Ask any person about what the process of giving birth is all about, and you are likely to get a variety of answers ranging from “the miracle of life”, a “privilege”, or an extremely “testing” situation that many women have to deal with. Although birth is indeed a fantastic experience for many women (and their partners, to an extent), it is also one that can leave you feeling extremely overwhelmed.

Birth is a significant trauma for women: our bodies change completely, and the human being we have been growing and getting close to for the past nine months is now a part of the outside world. While some mothers may feel in awe and absorbed by the joy of having brought a newborn to life, other mothers struggle significantly with mental health challenges after giving birth. Postpartum depression is one of the most common instances that occurs with women who have just given birth, and so this article aims to help you navigate through this, first by acknowledging the symptoms and then accessing the right help. Before we start, it’s important to mention that the tips provided in this article are focused on self-care. With postpartum depression, it is crucial that you reach out to a professional.

The first signs of postpartum depression occur within the first four weeks following birth. You may feel like you are struggling to sleep – although this may be difficult to differentiate from the usual fatigue one gets from being a new parent. Or, perhaps you’ll notice that your appetite changes, and that you struggle more than usual to find the motivation or will to eat anything. Perhaps you’ll notice that you have severe fatigue that doesn’t go away when you sleep. For example, you may feel like every task you need to get done is too exhausting to even get started. This could come with mood changes as well. However, these are often experienced by most women following childbirth, the difference with Postpartum Depression (or PPD) is that you experience more intense feelings.
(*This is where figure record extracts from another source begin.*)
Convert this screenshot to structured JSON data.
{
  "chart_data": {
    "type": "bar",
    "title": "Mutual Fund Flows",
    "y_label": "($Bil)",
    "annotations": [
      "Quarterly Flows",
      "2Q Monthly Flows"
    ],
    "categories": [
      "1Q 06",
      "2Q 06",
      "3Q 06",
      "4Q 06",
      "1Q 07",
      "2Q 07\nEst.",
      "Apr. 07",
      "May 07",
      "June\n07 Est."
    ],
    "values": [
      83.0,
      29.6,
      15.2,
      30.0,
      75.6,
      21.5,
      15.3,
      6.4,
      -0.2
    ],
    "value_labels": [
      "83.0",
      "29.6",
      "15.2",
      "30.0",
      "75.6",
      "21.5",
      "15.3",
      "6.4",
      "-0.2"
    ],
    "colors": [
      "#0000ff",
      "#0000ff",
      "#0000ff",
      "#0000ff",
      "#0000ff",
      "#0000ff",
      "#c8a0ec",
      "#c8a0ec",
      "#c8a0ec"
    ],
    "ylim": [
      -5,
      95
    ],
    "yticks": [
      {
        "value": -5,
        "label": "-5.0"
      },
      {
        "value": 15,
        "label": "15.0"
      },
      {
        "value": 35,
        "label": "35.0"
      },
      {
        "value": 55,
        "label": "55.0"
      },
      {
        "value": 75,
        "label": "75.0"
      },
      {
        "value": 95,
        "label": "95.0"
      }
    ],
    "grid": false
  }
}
For example, and this is something that affects numerous women, you may feel guilty because you feel as though you are not bonding with your baby, or like you lack interest in your baby. Maybe you’re asking yourself What’s wrong with me? I am supposed to love this child, and yet whenever he screams, I can’t help but feel angry or uninterested! These thoughts tend to leave women feeling guilty about the sentiments they have towards their newborn. Another tell-tale sign is crying frequently, and usually for no reason. You may feel angry, cranky, or may find very little pleasure in the things you usually enjoy. Perhaps you feel worthless, hopeless, and helpless, even if you are surrounded by help. In very severe cases – again, please consult a professional –, you may be having thoughts of death or suicide or of hurting yourself.

Importantly, there are steps you can take to make changes to this. Although there are risks that you suffer from PPD if your family has a history of mental illness or if you have a prior history of mental illness yourself, you can still take steps to alleviate the symptoms of the disorder.
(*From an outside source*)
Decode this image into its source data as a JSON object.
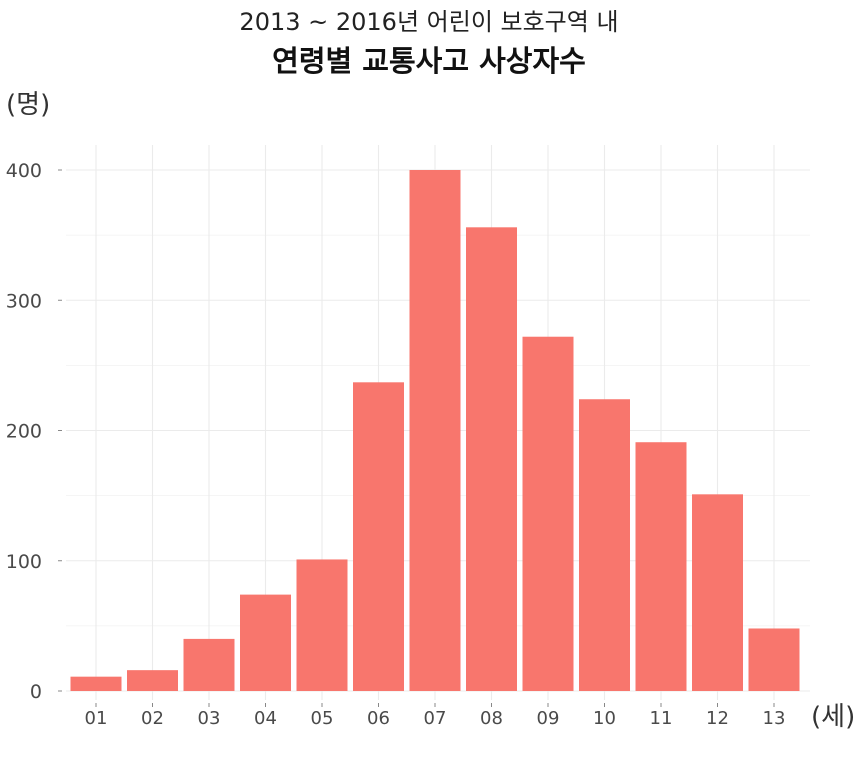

First, consider reaching out for help. I know, I know, it sounds like I’m pushing you away and telling you to speak to a counsellor, and, well yes, that’s what I am doing! Dealing with symptoms of depression as a new mother can affect you, your partner, as well as your child’s health and development. Although you may feel resentment now, you will feel much more resentment if you don’t take the steps to get past the depression and notice the effects it has had on your child later on. Similarly, speaking to someone who is in an impartial situation can truly help you deal with your own negative perspective of the situation. Having a professional in front of you listening to your problems and your feelings can help you feel like you are not just a mother who must dedicate all her time to a newborn – instead, you are a woman who has a child and who needs support.

In terms of self-care, you should take care of yourself as much as possible when you feel under the weather. Working on your expectations of yourself as a mother can already go a long way. For example, reminding yourself that you are doing your best can help get rid of the guild. Similarly, exercising can help you overcome feelings of self-hatred as the negative self-esteem is replaced by feel-good hormones. Of course, only exercise to your capacity! Just going out for a walk may feel exhausting, but you should still give it a shot. Self-care also means being careful of what you put in your body. Avoid alcohol and caffeine, which can worsen the feelings you are dealing with. Understand that you will have good and bad days, and have a system in place to help you deal with the bad days in a way that doesn’t feel self-destructive. For example, many women have mentioned that journaling works well for them as a way to share their feelings in a way that isn’t intrusive or that isn’t shown to other people. Journaling allows many women to cope with PPD at their own pace. Mindfulness has also proven to be useful, alongside yoga and taking enough time to truly self-care.

Naturally, coping with PPD is a difficult affair. You may feel tempted to stay isolated and away from others as much as possible. Nonetheless, keeping in touch with your friends and family and avoiding isolation is important as a way to deal with postpartum depression. Sleep as much as possible, ideally when the baby is sleeping, and take care of yourself. You are the most important person to take care of – without a healthy mom, your baby can’t thrive either. So, make sure to take care of yourself so you can take care of your mini-you.